ROMA. – L’8 ed il 9 aprile, a Lima, si è svolta la riunione d’area dei direttori degli Istituti Italiani di Cultura e dei dirigenti scolastici, organizzata dalla Direzione Generale per la promozione del sistema Paese (Maeci), con la partecipazione del Sottosegretario On. Guglielmo Picchi. Presenti anche il Ministero per i Beni e le Attività Culturali, il Consiglio Generale degli Italiani all’Estero e il Segretario Generale della Società Dante Alighieri. Lo rende noto un comunicato.

“Fare queste riunioni regionali – ha sottolineato il sottosegretario Picchi – è una buona pratica. Dobbiamo metterci in condizione di tirar fuori il meglio dalla relazione tra cultura ed economia che, per quanto riguarda l’Italia, si lega profondamente a un’immagine di bellezza di cui la lingua è un fattore fondamentale”. E ha concluso: “Si tratta di una leva per stringere relazioni anche commerciali specialmente dove, come nei Paesi latino-americani, esiste un legame storico accanto all’attuale e prioritario interesse per il nostro Sistema Paese”.

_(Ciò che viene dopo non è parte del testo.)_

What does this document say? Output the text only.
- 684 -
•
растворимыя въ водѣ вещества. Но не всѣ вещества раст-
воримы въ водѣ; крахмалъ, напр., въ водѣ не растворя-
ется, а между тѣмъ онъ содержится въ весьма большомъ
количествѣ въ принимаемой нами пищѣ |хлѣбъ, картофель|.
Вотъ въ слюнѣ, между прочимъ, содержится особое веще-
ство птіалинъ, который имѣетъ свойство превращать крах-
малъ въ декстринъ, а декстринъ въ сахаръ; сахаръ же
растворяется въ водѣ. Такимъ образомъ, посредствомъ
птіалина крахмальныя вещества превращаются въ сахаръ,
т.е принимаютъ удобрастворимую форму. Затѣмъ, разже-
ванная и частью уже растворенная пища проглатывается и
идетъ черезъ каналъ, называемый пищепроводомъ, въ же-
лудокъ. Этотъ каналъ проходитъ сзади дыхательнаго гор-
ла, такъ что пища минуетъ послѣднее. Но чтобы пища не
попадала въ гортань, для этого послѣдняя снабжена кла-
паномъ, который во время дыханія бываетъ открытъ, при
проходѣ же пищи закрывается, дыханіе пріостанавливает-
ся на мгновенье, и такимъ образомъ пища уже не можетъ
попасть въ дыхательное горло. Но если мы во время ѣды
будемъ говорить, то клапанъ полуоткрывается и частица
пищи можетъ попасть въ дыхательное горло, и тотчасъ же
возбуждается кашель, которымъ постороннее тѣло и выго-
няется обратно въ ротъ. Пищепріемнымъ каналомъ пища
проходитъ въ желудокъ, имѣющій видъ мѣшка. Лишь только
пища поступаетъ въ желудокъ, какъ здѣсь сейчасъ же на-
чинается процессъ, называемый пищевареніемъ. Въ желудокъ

“Nel 2018 – ha affermato Vincenzo De Luca, Direttore Generale del Sistema Paese della Farnesina – sono state 850 le iniziative di promozione integrata organizzate dalla rete delle Ambasciate, dei Consolati e degli Istituti Italiani di Cultura in America Latina e altrettante quelle promosse dalla Dante Alighieri. Con una crescita di circa il 10% rispetto al 2017, come era negli obiettivi del piano straordinario #vivereallitaliana”.

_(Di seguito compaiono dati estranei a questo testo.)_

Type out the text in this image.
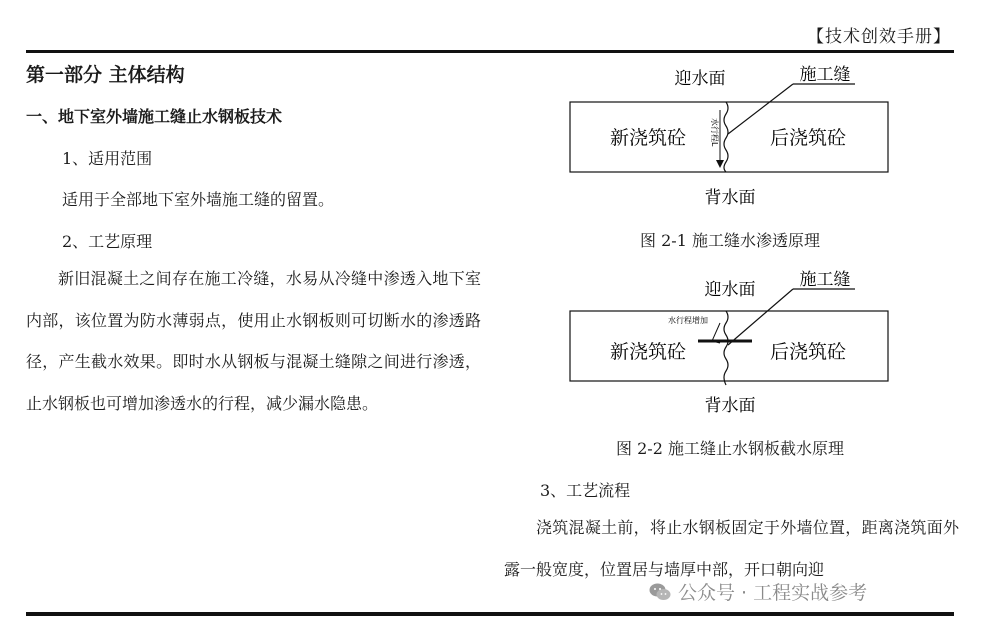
【技术创效手册】
第一部分 主体结构
一、地下室外墙施工缝止水钢板技术
1、适用范围
适用于全部地下室外墙施工缝的留置。
2、工艺原理
新旧混凝土之间存在施工冷缝，水易从冷缝中渗透入地下室内部，该位置为防水薄弱点，使用止水钢板则可切断水的渗透路径，产生截水效果。即时水从钢板与混凝土缝隙之间进行渗透，止水钢板也可增加渗透水的行程，减少漏水隐患。
迎水面	施工缝
水行程L
新浇筑砼	后浇筑砼
背水面
图 2-1 施工缝水渗透原理
迎水面	施工缝
水行程增加
新浇筑砼	后浇筑砼
背水面
图 2-2 施工缝止水钢板截水原理
3、工艺流程
浇筑混凝土前，将止水钢板固定于外墙位置，距离浇筑面外露一般宽度，位置居与墙厚中部，开口朝向迎
公众号 · 工程实战参考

Significativi anche i numeri relativi all’insegnamento della lingua italiana, con oltre 242 mila studenti nell’anno scolastico 2016-2017, di cui 39.700, circa il 20% del totale, hanno frequentato i corsi organizzati dai Comitati della Dante, che tra America centrale e meridionale sono 137. I corsi di lingua e cultura, infatti, sostengono la diplomazia culturale al servizio del Paese che con progettualità nuova ha promosso tutte le eccellenze dell’Italia: dal design alle arti visive, dalla scienza al cinema, dallo spettacolo dal vivo alla lingua italiana, dalla cucina alla promozione del sistema universitario.

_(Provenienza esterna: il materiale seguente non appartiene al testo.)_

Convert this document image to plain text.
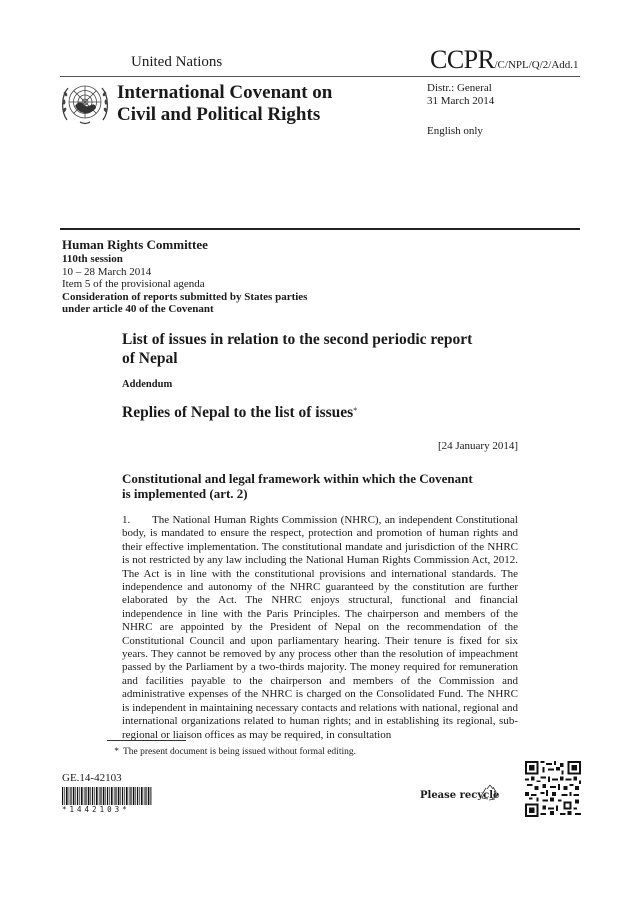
United Nations	CCPR/C/NPL/Q/2/Add.1
International Covenant on
Civil and Political Rights
Distr.: General
31 March 2014
English only
Human Rights Committee
110th session
10 – 28 March 2014
Item 5 of the provisional agenda
Consideration of reports submitted by States parties
under article 40 of the Covenant
List of issues in relation to the second periodic report
of Nepal
Addendum
Replies of Nepal to the list of issues*
[24 January 2014]
Constitutional and legal framework within which the Covenant
is implemented (art. 2)
1. The National Human Rights Commission (NHRC), an independent Constitutional body, is mandated to ensure the respect, protection and promotion of human rights and their effective implementation. The constitutional mandate and jurisdiction of the NHRC is not restricted by any law including the National Human Rights Commission Act, 2012. The Act is in line with the constitutional provisions and international standards. The independence and autonomy of the NHRC guaranteed by the constitution are further elaborated by the Act. The NHRC enjoys structural, functional and financial independence in line with the Paris Principles. The chairperson and members of the NHRC are appointed by the President of Nepal on the recommendation of the Constitutional Council and upon parliamentary hearing. Their tenure is fixed for six years. They cannot be removed by any process other than the resolution of impeachment passed by the Parliament by a two-thirds majority. The money required for remuneration and facilities payable to the chairperson and members of the Commission and administrative expenses of the NHRC is charged on the Consolidated Fund. The NHRC is independent in maintaining necessary contacts and relations with national, regional and international organizations related to human rights; and in establishing its regional, sub-regional or liaison offices as may be required, in consultation
* The present document is being issued without formal editing.
GE.14-42103
*1442103*
Please recycle
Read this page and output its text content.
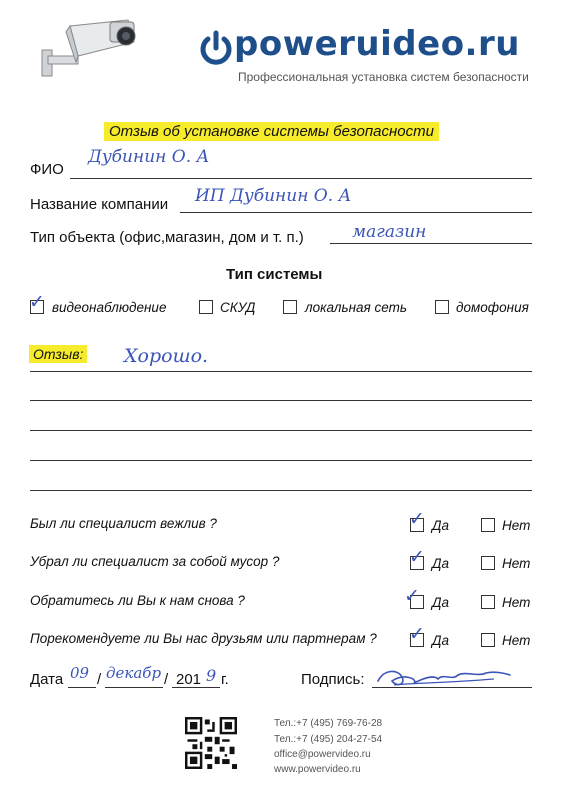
poweruideo.ru
Профессиональная установка систем безопасности
Отзыв об установке системы безопасности
ФИО
Дубинин О. А
Название компании ИП Дубинин О. А
Тип объекта (офис,магазин, дом и т. п.)	магазин
Тип системы
✓ видеонаблюдение	СКУД	локальная сеть	домофония
Отзыв: Хорошо.
Был ли специалист вежлив ?	✓ Да	Нет
Убрал ли специалист за собой мусор ?	✓ Да	Нет
Обратитесь ли Вы к нам снова ?	✓ Да	Нет
Порекомендуете ли Вы нас друзьям или партнерам ? ✓ Да	Нет
Дата 09 / декабр / 201 9 г.	Подпись:
Тел.:+7 (495) 769-76-28
Тел.:+7 (495) 204-27-54
office@powervideo.ru
www.powervideo.ru
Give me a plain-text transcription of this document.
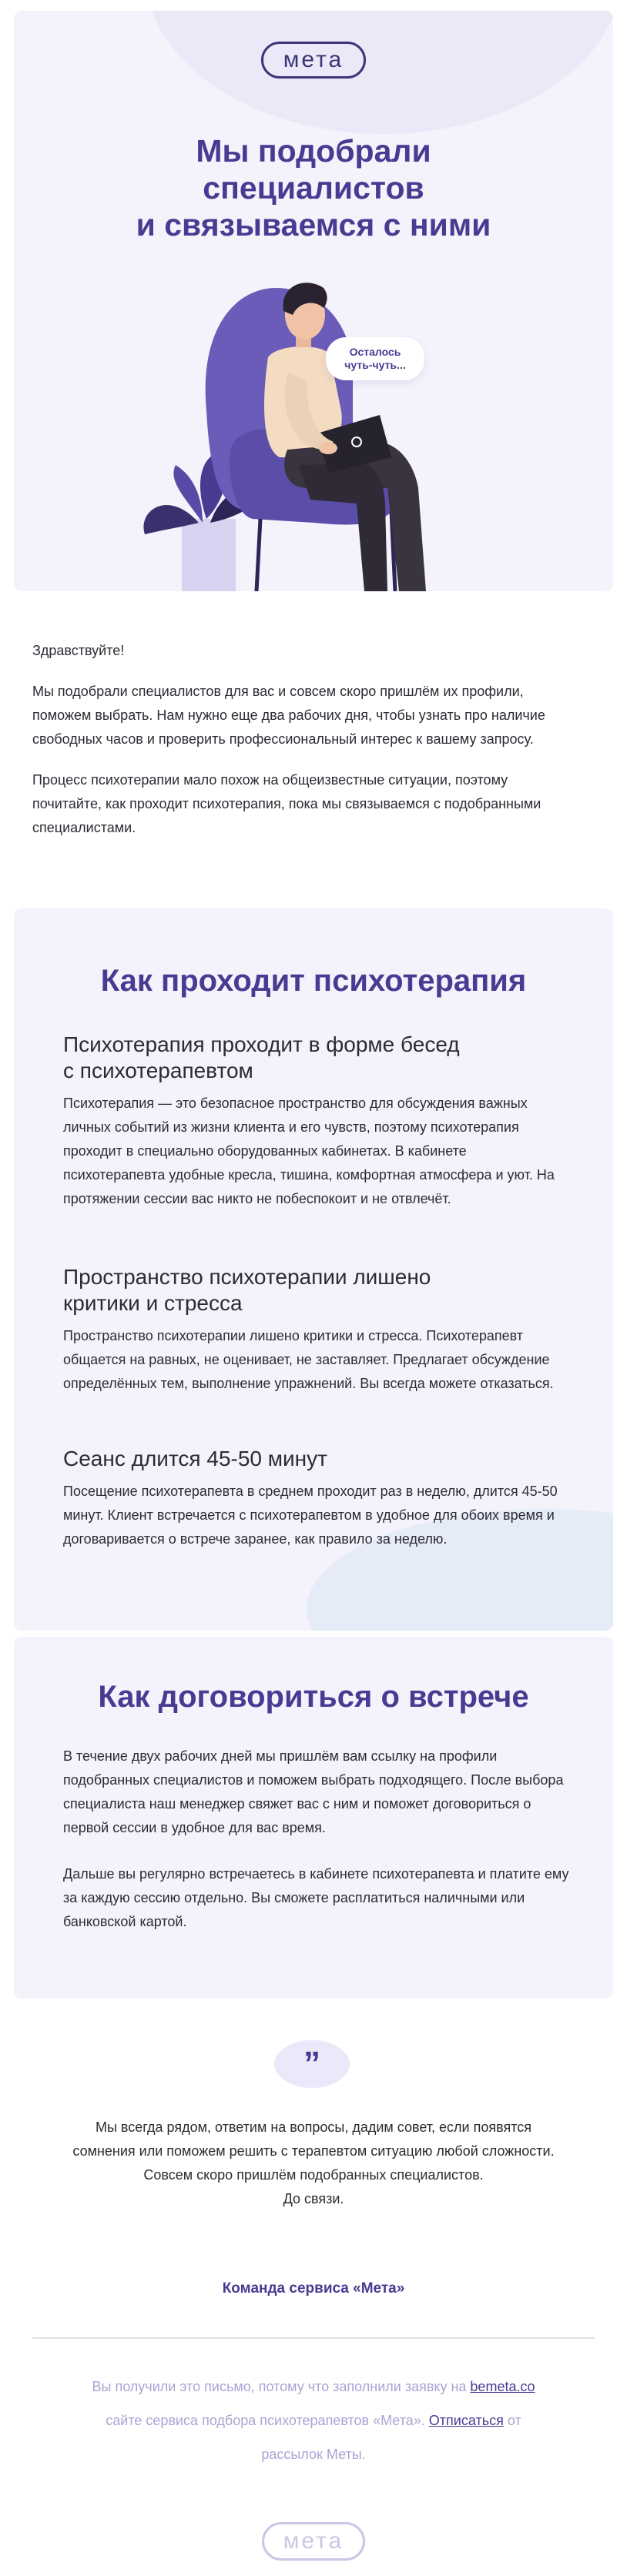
мета
Мы подобрали
специалистов
и связываемся с ними
Осталось
чуть-чуть...

Здравствуйте!

Мы подобрали специалистов для вас и совсем скоро пришлём их профили, поможем выбрать. Нам нужно еще два рабочих дня, чтобы узнать про наличие свободных часов и проверить профессиональный интерес к вашему запросу.

Процесс психотерапии мало похож на общеизвестные ситуации, поэтому почитайте, как проходит психотерапия, пока мы связываемся с подобранными специалистами.

Как проходит психотерапия
Психотерапия проходит в форме бесед
с психотерапевтом

Психотерапия — это безопасное пространство для обсуждения важных личных событий из жизни клиента и его чувств, поэтому психотерапия проходит в специально оборудованных кабинетах. В кабинете психотерапевта удобные кресла, тишина, комфортная атмосфера и уют. На протяжении сессии вас никто не побеспокоит и не отвлечёт.

Пространство психотерапии лишено
критики и стресса

Пространство психотерапии лишено критики и стресса. Психотерапевт общается на равных, не оценивает, не заставляет. Предлагает обсуждение определённых тем, выполнение упражнений. Вы всегда можете отказаться.

Сеанс длится 45-50 минут

Посещение психотерапевта в среднем проходит раз в неделю, длится 45-50 минут. Клиент встречается с психотерапевтом в удобное для обоих время и договаривается о встрече заранее, как правило за неделю.

Как договориться о встрече

В течение двух рабочих дней мы пришлём вам ссылку на профили подобранных специалистов и поможем выбрать подходящего. После выбора специалиста наш менеджер свяжет вас с ним и поможет договориться о первой сессии в удобное для вас время.

Дальше вы регулярно встречаетесь в кабинете психотерапевта и платите ему за каждую сессию отдельно. Вы сможете расплатиться наличными или банковской картой.

”
Мы всегда рядом, ответим на вопросы, дадим совет, если появятся сомнения или поможем решить с терапевтом ситуацию любой сложности. Совсем скоро пришлём подобранных специалистов.
До связи.
Команда сервиса «Мета»
Вы получили это письмо, потому что заполнили заявку на bemeta.co сайте сервиса подбора психотерапевтов «Мета». Отписаться от рассылок Меты.
мета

Un capitolo a parte riguarda la certificazione Plida, che in Sud America significa anche un motivo di riconciliazione con le origini famigliari o di cittadinanza, come quella offerta con il livello B1. “Il Sud America per noi è molto importante”, ha commentato il Segretario Generale Alessandro Masi “perché la vicinanza storico-culturale con l’Italia rende quest’area uno spazio ideale per i progetti di promozione integrata che promuovono le nostre eccellenze grazie alla lingua. È il concetto di Italsimpatia espresso più volte dal nostro presidente Andrea Riccardi”.

Alla riunione d’area, Masi ha presentato le novità della Dante in campo glottodidattico e della formazione docenti del Plida, annunciando l’83° Congresso internazionale della Dante, “Italia, Argentina, mondo: l’italiano ci unisce” che si terrà a Buenos Aires dal 18 al 20 luglio 2019 con una prosecuzione a Rosario dove verrà inaugurata anche una grande mostra sulle origini dell’artista italo-argentino Lucio Fontana.